If you experience any of the following signs, or notice them in your spouse, it’s time to talk to your doctor about dementia. Please note that these signs don’t automatically equal a dementia diagnosis; they simply mean that you might be at increased risk and should be examined more closely by a professional. Sometimes completely healthy people experience these signs, and do not actually have dementia.
- It becomes more difficult to do daily tasks that you’ve always done, like pay bills or cook a meal. You might find it more difficult to follow instructions, concentrate, or finish tasks. It might take longer to do them than before.

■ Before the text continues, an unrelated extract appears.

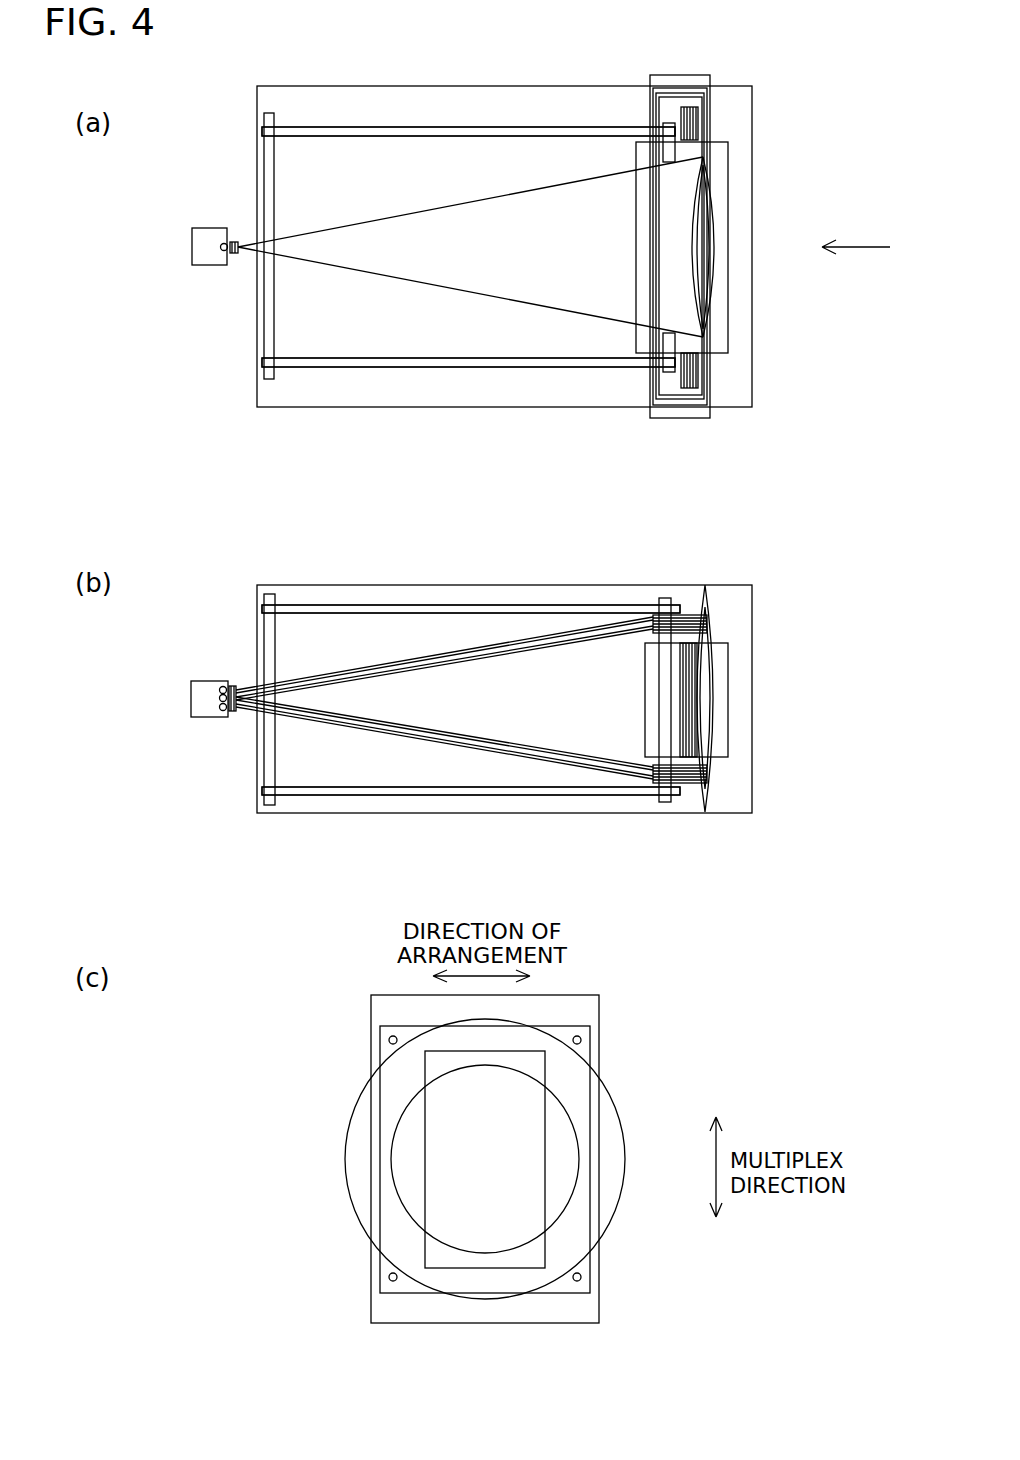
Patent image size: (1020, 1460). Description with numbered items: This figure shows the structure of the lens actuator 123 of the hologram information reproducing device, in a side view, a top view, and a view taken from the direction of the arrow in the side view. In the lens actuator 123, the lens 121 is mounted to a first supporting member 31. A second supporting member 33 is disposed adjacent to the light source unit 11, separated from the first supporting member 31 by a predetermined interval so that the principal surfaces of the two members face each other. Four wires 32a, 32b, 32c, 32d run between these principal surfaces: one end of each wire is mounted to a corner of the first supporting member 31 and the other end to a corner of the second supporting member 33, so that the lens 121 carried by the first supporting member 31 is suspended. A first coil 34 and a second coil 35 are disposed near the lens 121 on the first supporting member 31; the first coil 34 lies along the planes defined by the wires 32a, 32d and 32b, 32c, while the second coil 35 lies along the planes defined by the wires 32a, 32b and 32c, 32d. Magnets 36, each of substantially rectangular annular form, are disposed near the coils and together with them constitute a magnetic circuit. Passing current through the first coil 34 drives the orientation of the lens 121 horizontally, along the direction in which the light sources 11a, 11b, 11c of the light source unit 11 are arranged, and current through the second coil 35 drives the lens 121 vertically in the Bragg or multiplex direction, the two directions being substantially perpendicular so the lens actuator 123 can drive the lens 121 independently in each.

- Asking questions repeatedly, even after hearing the answer, is a cause for concern. Likewise, telling the same story over and over might signal the onset of dementia.
- Communication becomes more difficult. For example, you can’t think of the names of people or common objects, you lose your train of thought, or you can’t follow what someone else is saying.
- You observe personality changes, such as anxiety, depression, fearfulness, or suspiciousness that seem new. Or you notice that dealing with changes or minor frustrations becomes more difficult.
- Forgetting what day it is, where you are, or how you got there can be cause for concern, especially if it happens frequently.
- You get lost, such as while driving or within a shopping mall.
- Problems with self-care, such as bathing and grooming, often manifest with dementia. A patient might also exhibit “irresponsible” or “careless” behavior, such as making decisions about money or personal safety.
Again, some people can experience the above symptoms on occasion, but do not have dementia. But you should mention them to your doctor so that proper screenings can be ordered. Some conditions can mimic dementia but are actually treatable when properly diagnosed.